Los pasajeros subían en una escala, pasaban varios días en el mar azul y volvían a tierra, después de haber vivido unas vacaciones de piscina, música, placer y amor. Pero el virus cortó el movimiento del mundo. Los enfermos empezaron a contarse por millares, las fronteras se cerraron, las empresas navieras suspendieron las operaciones, la cuarentena nos dejó a todos recluidos. El barco se fue vaciando. Se quedó sin turistas y con los pocos tripulantes que no encontraron la llave para volver a casa. Vir, una de ellos.
Hoy los tripulantes que quedan son de países con entrada restringida: Filipinas, Italia, China, Brasil, Serbia, Argentina. Hace días que están rodeando las Bahamas: el paraíso puede ser, también, una forma de encierro.
Hombre al agua
En el barco se hacen controles periódicos y nadie dio síntomas de la enfermedad. El médico, de hecho, les dijo que podían estar tranquilos: como sólo tocan puerto para reabastecerse, y eso se hace en condiciones estrictas de seguridad, parecería que no hay lugar más seguro que el crucero.
Además, desde que bajó el último pasajero, hay internet libre -en tiempos normales se paga un precio altísimo- y Vir puede hablar con Baltazar, su hijo, todos los días. “Me da mucha tranquilidad por cómo está llevando la cuarentena, pero lo extraño. Pasé su cumpleaños lejos de él; el primero en 11 años. Esos días sentí de todo en el cuerpo: culpa, ansiedad, angustia. Pero el papá se ocupó de organizar la fiesta y la comida. Le cantaron el Feliz Cumpleaños en el patio de la casa y yo lo canté con ellos desde una videollamada. Fue algo muy hermoso”.

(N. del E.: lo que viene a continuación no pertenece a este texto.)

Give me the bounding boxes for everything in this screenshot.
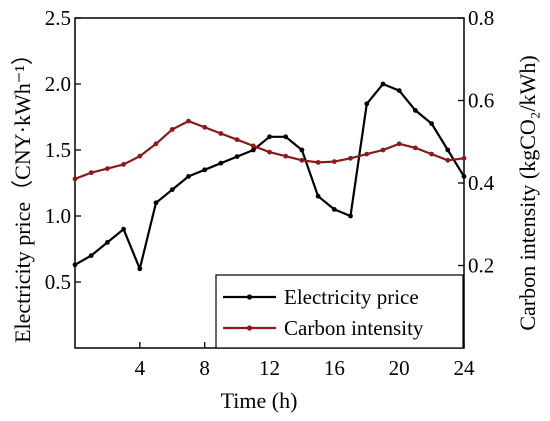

En el momento en que se le cumplía la mitad del contrato, se empezó a hablar de la pandemia del coronavirus. “Ya en ese entonces tenía muchas ganas de estar en mi tierra”, dice Vir. “Sentir los olores familiares: el olor a rocío, la lluvia en Buenos Aires. Juntarme con amigues, besar los cachetes de mi hijo, abrazarlo. A todos acá nos pasa por lo mismo; cada uno lo lleva como puede y según su cultura. Lo bueno es que estamos en la misma, entonces se forma la familia del barco. Nos acompañamos, nos aconsejamos, nos damos fuerza para no aflojar y para no sentirnos solos”.
Barco a la deriva
¿Cómo es un día en el crucero sin pasajeros? “Tranquilo, pero tratando de estar en actividad”, dice.
Se reasignaron las tareas para que todos cuiden el barco, se pulen las barandas y se mantiene la limpieza general. Hay reuniones por departamento para pensar cómo se van a organizar las actividades cuando todo vuelva a ponerse en marcha. Pero también hay tiempo para usar las piscinas y cada tripulante tiene ahora una habitación individual que antes ocupaban los pasajeros. Los cumpleaños se anuncian por altavoz; los almuerzos tienen opciones para las diferentes culturas: comidas picantes para los indios, mucho arroz para los filipinos, carne -“extraño las empanadas”, dice Vir-, ensaladas, etc.
“Lo bueno es que, al ser un barco gigante, siempre se puede encontrar un lugar de soledad”, dice. “Uno puede perderse un poco si no tiene ganas de pasarse el día rodeado de gente que habla en inglés. El inglés es el idioma común, claro, pero a veces necesito hablar en nuestra propia lengua”.
Junto a ella hay otros cuatro argentinos: tres músicos y una persona que trabaja en la administración. Todos tenían pasaje de regreso para el 25 de abril. Si se levantaran las restricciones de ingreso, podrían volver antes. Aunque no es seguro que puedan regresar ni cuando llegue ese día. “Estoy tranquila”, dice Vir, y sigue hablando de su hijo.